In fact, Benedictine College’s Transforming Culture in America plan has already transformed me. Working with Dean Kimberly Shankman on creating the Center for Constitutional Liberty revealed the Catholics thought that backs America’s founding principles. Promoting the Center for Beauty and Culture and its director Denis McNamara has given me a whole new understanding of the sacramentality of the Mass and of the art and architecture that surounds it. Examining the Catholic case for care for the environment in preparing the Center for Eco-Stewardship convinces me of its importance. Seeing Catholic convert and former Anglican pastor Tory Baucum share the truths St. John Paul II revealed in the Center for Family Life reminded me how powerful these truths are.
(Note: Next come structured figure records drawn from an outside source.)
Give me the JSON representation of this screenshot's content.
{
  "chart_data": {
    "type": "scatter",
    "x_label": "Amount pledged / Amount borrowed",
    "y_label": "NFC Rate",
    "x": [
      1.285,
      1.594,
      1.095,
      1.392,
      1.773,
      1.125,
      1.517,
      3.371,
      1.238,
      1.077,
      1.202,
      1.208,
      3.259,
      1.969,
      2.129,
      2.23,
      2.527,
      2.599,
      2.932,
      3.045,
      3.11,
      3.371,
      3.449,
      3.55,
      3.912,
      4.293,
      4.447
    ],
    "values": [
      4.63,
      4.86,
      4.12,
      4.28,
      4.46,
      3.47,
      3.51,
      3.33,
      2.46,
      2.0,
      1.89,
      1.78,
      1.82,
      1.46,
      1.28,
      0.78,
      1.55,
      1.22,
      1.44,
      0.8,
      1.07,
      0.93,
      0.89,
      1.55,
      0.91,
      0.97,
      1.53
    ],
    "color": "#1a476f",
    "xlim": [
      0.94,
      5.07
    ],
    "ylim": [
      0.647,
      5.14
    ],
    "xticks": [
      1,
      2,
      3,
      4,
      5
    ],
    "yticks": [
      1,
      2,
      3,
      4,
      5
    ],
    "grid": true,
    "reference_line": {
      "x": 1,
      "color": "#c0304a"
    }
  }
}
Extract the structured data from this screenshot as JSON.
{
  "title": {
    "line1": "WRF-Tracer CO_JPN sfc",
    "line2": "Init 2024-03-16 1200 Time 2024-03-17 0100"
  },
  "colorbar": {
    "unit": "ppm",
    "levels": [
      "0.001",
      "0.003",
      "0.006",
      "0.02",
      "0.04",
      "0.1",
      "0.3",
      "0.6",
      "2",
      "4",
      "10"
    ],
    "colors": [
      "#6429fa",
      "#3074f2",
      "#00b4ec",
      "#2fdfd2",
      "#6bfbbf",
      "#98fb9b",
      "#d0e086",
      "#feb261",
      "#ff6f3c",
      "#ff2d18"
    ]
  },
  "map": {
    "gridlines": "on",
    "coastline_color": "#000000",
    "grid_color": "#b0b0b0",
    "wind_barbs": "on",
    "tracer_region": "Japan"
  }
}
But I digress. The point is that universities have always transformed culture, and there is no reason to think that they won’t do so again. The Truth can be avoided for a time, covered over or studiously ignored, but it will never go away. It will always reassert itself.
As Cardinal Timothy Dolan put it when he visited our campus a few years ago, “The dream and dare of the Benedictines to renew culture through Catholic higher education is as game-changing today as it was in the sixth century.”
Benedictine College’s plan to Transform Culture in America is not just a crazy dream — it is the very thing a Benedictine college exists to do. And we will do it the Benedictine way: through community, faith and scholarship.